My meeting last week with Dr. Abboud, the bone marrow transplant doc, was interesting.  I learned a lot about how the process would happen if it will happen.  I also learned I have to jump through a lot of hoops before we get close to taking out any of my blood stem cells.  This initial meeting was necessary not just for me, but to get the ball rolling with the insurance company.  Also, I had to get my sister's info to them so they can be tested to see if they could donate to me in the very unlikely chance I would need it.  This would most likely be the case if I developed a secondary blood cancer (like a leukemia).  Besides the paperwork, I need to get a bunch of various tests to see how good of condition I am in to undergo the whole procedure.  Then they would take out my stem cells through a blood sorting machine after injecting me with drugs so that I overproduce the stem cells and release them from the marrow into my blood stem.  The collection and sorting would take place over several hours and possibly over several days.  At some point down the line, days to weeks later, I would get the high dose chemo over a week, have the saved stem cells injected back into me, and recover in the hospital for a few weeks until I'm able to return to the germ infested world.  

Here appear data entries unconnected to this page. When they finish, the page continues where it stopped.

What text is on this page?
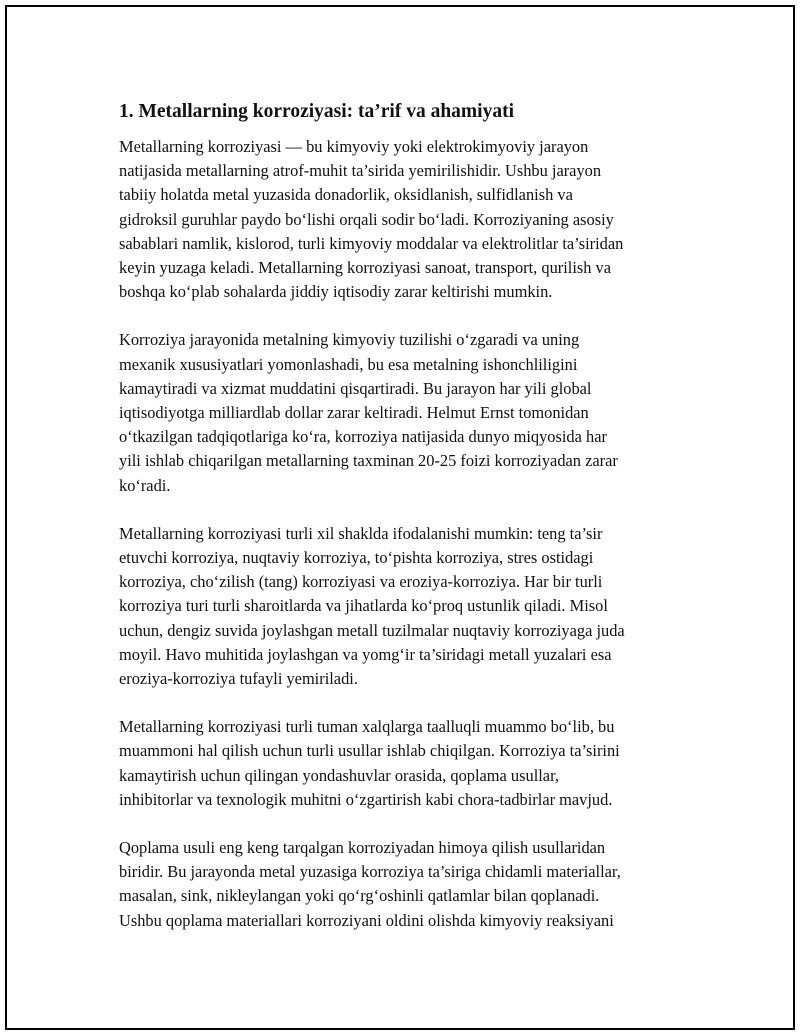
1. Metallarning korroziyasi: ta’rif va ahamiyati
Metallarning korroziyasi — bu kimyoviy yoki elektrokimyoviy jarayon
natijasida metallarning atrof-muhit ta’sirida yemirilishidir. Ushbu jarayon
tabiiy holatda metal yuzasida donadorlik, oksidlanish, sulfidlanish va
gidroksil guruhlar paydo bo‘lishi orqali sodir bo‘ladi. Korroziyaning asosiy
sabablari namlik, kislorod, turli kimyoviy moddalar va elektrolitlar ta’siridan
keyin yuzaga keladi. Metallarning korroziyasi sanoat, transport, qurilish va
boshqa ko‘plab sohalarda jiddiy iqtisodiy zarar keltirishi mumkin.
Korroziya jarayonida metalning kimyoviy tuzilishi o‘zgaradi va uning
mexanik xususiyatlari yomonlashadi, bu esa metalning ishonchliligini
kamaytiradi va xizmat muddatini qisqartiradi. Bu jarayon har yili global
iqtisodiyotga milliardlab dollar zarar keltiradi. Helmut Ernst tomonidan
o‘tkazilgan tadqiqotlariga ko‘ra, korroziya natijasida dunyo miqyosida har
yili ishlab chiqarilgan metallarning taxminan 20-25 foizi korroziyadan zarar
ko‘radi.
Metallarning korroziyasi turli xil shaklda ifodalanishi mumkin: teng ta’sir
etuvchi korroziya, nuqtaviy korroziya, to‘pishta korroziya, stres ostidagi
korroziya, cho‘zilish (tang) korroziyasi va eroziya-korroziya. Har bir turli
korroziya turi turli sharoitlarda va jihatlarda ko‘proq ustunlik qiladi. Misol
uchun, dengiz suvida joylashgan metall tuzilmalar nuqtaviy korroziyaga juda
moyil. Havo muhitida joylashgan va yomg‘ir ta’siridagi metall yuzalari esa
eroziya-korroziya tufayli yemiriladi.
Metallarning korroziyasi turli tuman xalqlarga taalluqli muammo bo‘lib, bu
muammoni hal qilish uchun turli usullar ishlab chiqilgan. Korroziya ta’sirini
kamaytirish uchun qilingan yondashuvlar orasida, qoplama usullar,
inhibitorlar va texnologik muhitni o‘zgartirish kabi chora-tadbirlar mavjud.
Qoplama usuli eng keng tarqalgan korroziyadan himoya qilish usullaridan
biridir. Bu jarayonda metal yuzasiga korroziya ta’siriga chidamli materiallar,
masalan, sink, nikleylangan yoki qo‘rg‘oshinli qatlamlar bilan qoplanadi.
Ushbu qoplama materiallari korroziyani oldini olishda kimyoviy reaksiyani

Another option that is on the line is a NIH clinical trial that is going on in Washington D.C.  Some researchers, performing biomedical research kinda like me (only their work came out with something more clinically useful than anything I will produce), discovered a molecule which can bind to a RNA helicase to disrupt it from interacting with the mutated protein that drives my cancer.  Basically, the drug has been shown to prevent the cancer from growing.  There have only been a few papers about the drug so far, but appears fairly promising from what I have read.  And the good news is that I have the right genetic mutation to make me eligible for the trial, and my paperwork is proceeding in case Van Tine thinks that's the best route for me.  If that happens, it appears that I will be flying to D.C. for a week every few weeks for treatment.  But that is a long ways off down a distant and perhaps possible yellow brick road.  I would greatly prefer if my current treatment would work well since being on a clinical trial is never a good thing since that means the regular ways to deal with the disease aren't working, no one knows whether the trial drug will work, and you're not sure whether you are actually getting the trial drug or the placebo.  

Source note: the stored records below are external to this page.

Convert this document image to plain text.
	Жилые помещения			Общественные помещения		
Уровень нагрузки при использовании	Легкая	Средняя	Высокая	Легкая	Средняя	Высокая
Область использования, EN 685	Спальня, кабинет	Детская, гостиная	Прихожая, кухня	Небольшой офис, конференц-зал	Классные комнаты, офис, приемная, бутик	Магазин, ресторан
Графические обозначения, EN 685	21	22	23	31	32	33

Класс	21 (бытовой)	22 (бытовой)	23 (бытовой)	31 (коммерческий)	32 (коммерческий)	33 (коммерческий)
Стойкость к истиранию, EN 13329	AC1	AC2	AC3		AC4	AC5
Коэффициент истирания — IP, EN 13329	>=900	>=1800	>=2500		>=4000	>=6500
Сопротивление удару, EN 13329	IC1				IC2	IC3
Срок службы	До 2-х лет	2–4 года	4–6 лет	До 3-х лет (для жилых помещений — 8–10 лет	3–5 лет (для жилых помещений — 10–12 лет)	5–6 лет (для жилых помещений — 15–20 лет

What will happen in the immediate future are bone marrow related tests, more meetings with the docs, upcoming scans, and more chemo in three weeks.  

Tuesday, September 3, 2013

A week off

I was discharged from the hospital last Tuesday and have been slowly getting back to normal since then.  Nausea was the first to go, and I've been regaining my appetite a little with each day.  To balance that out, I've now lost the ability to stay awake much past 9 pm and my morning pelvic pain is returning.  The nice thing is that I feel fine from about 10 am to 6 pm.  It's been great being able to relax and work regular days without having to stop by the hospital for any reason.  However, that streak ends tomorrow with my appointment with Dr. Abboud, the newest member of the medical team.  He specializes in bone marrow transplants, and I will be meeting with him to discuss my possible self donation and transplant that I've talked about in previous posts.  Then I have a regular appt to check my blood counts on Thursday with my next round of chemo starting on Monday.  Hopefully things keep looking up and forward with the current plan.